Из коридора было слышно, как хлопнула соседняя дверь. Очень хотелось выглянуть и спросить у репортёрши: «Что, Розалинда, час со звездой пролетел незаметно? Прямо промелькнул?».
А нечего лезть на чужой шесток!
…Как же его звали? Прозвище у него ещё было смешное… Крыс? Хомяк? Суслик? Нет, Фуфлик!
Он всегда казался мне странным. Даже ненормальным. Рядом с ним было неуютно. Он вызывал какие-то сложные чувства, смесь неловкости, тревоги, неуверенности, и я старалась держаться от него подальше.
Над ним смеялись за слабый дар, с которым мальчишке никак не удавалось совладать, и длинные, как у девчонки волосы. Ему делали замечания, но парень упорно отказывался стричься и вести себя, как все. Он был мелким, слабеньким и болезненным. Только в выпускном классе неожиданно вытянулся и стал длинным и тощим. Но тогда он умудрился снова стать всеобщим посмешищем: отрылось его нелепое увлечение музыкой.
Картинка из прошлого никак не хотела накладываться на образ звезды: ухоженного, повзрослевшего, сильного и уверенного в себе мужчины. Впрочем, он и тогда был уверенным в себе. Это же нужно было до такого додуматься: пригласить меня на выпускной!

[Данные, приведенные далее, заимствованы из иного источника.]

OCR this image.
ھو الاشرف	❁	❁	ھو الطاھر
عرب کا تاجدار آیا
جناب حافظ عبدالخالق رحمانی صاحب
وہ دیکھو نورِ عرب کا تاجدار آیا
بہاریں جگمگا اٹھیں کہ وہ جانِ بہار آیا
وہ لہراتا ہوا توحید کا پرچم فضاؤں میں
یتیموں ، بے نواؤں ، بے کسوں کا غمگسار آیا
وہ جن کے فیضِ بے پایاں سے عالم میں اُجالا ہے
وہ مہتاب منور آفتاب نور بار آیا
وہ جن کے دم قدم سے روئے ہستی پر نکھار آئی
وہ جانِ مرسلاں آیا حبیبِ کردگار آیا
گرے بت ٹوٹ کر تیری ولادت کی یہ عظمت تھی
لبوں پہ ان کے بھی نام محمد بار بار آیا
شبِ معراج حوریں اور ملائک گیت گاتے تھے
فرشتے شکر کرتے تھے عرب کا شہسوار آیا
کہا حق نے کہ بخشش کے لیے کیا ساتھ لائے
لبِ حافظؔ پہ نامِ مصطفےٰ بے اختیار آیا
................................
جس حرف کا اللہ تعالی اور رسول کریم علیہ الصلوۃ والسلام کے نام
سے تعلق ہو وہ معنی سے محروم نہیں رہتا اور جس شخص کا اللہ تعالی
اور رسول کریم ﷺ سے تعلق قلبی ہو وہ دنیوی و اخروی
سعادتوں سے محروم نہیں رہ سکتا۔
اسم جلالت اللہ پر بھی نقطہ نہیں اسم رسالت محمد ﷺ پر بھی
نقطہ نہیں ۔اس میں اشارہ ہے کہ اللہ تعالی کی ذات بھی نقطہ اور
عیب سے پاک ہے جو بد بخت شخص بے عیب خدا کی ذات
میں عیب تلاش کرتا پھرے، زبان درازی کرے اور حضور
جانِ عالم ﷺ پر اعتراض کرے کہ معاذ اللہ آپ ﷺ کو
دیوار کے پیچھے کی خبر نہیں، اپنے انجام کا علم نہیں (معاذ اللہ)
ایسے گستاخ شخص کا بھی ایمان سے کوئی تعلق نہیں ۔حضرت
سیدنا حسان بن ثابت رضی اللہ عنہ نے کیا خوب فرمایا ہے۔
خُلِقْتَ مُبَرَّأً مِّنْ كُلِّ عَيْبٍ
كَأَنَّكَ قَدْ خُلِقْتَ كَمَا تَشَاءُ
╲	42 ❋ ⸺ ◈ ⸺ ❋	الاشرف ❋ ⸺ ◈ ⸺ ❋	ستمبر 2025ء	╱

Сомневаюсь, что кто-то из девочек вообще пошел бы с ним. А он нацелился на меня, что вообще было смешно!
Правда, теперь таковым не казалось.
Скорее всего, он узнал меня с самого начала. Потому спрашивал на собеседовании, как у меня с памятью. Представляю, как он смеялся в душе! И как развлекался, придумывая мне наряд – карикатуру на школьную форму.
Я должна была догадаться. Это же бы намёк! И потом он неоднократно намекал, что мы с ним «будто всю жизнь друг друга знаем».
Чего он добивался?
Хотел отомстить?
Конечно, мы вели себя жестоко. И я тоже, хотя никогда не была зачинщицей травли.
Но мы же были детьми!
А он отказывался быть таким, как все нормальные люди!
Он и стал не как все нормальные люди.
Он стал звездой.
Только, Ливва, при чём здесь я?
Можно, я буду просто работать, и никто не будет меня трогать, соблазнять, зельями травить? Я не собираюсь не во что вмешиваться, никому мешать. Я больше не буду ни над кем смеяться, даже в душе, за то, что они не такие я. Пусть идут своим путём. В конце концов, мой-то оказался не самым удачным.
Пусть им повезёт больше: найти друзей, свой дом, своё дело. Свою семью, где им будут рады. Любимого человека, который ответит взаимностью.
Последнее – это уже излишество.
Но кому-то же должно повезти?
Я набрала полную грудь воздуха и выдохнула.
Я должна поговорить с Крисом!
Пусть сам скажет, чего он от меня хочет. А то я ногти до локтей сгрызу от неопределённости.
А я даже не помню, как его зовут. Но точно не Крис Хогер. Это имя совершенно точно никак не отзывалось в памяти. Я могла не помнить. Но узнала бы наверняка.
Только прозвище. Ливва, какой стыд!
Я заглянула в ванную. В горизонтальном зеркале отражалась моя комната. Во всяком случае, маэстро не в ванной. Хотя это бы дало мне повод, чтобы оттянуть неизбежное. Я поправила причёску и направилась в соседнюю комнату.
Постучала.
Ещё раз постучала.
Дёрнула дверь на себя.
Она была заперта.
Видимо, господин Фуфлик изволят спать после принятия оздоровительных процедур с госпожой Спок!
Я чудом сдержалась, чтобы не пнуть дверь.
Во-первых, дверь не виновата.
Во-вторых, я пообещала себе, что не буду смеяться на тех, кто живёт не так, как я того хочу.
Но не злиться-то я не обещала!
Я ещё раз выдохнула и пошла к себе. Буду составлять график встреч маэстро! Сегодня мне нечем оправдаться.
К сожалению, оказалось, что относиться к приглашениям на утренний круассан без желчи стало ещё сложнее, чем до обещания себе быть великодушной и милосердной. Видимо, рождённый злобным добрым быть не может. В какой-то момент я поймала себя на том, что вот-вот порву эти приглашения к махловым псам.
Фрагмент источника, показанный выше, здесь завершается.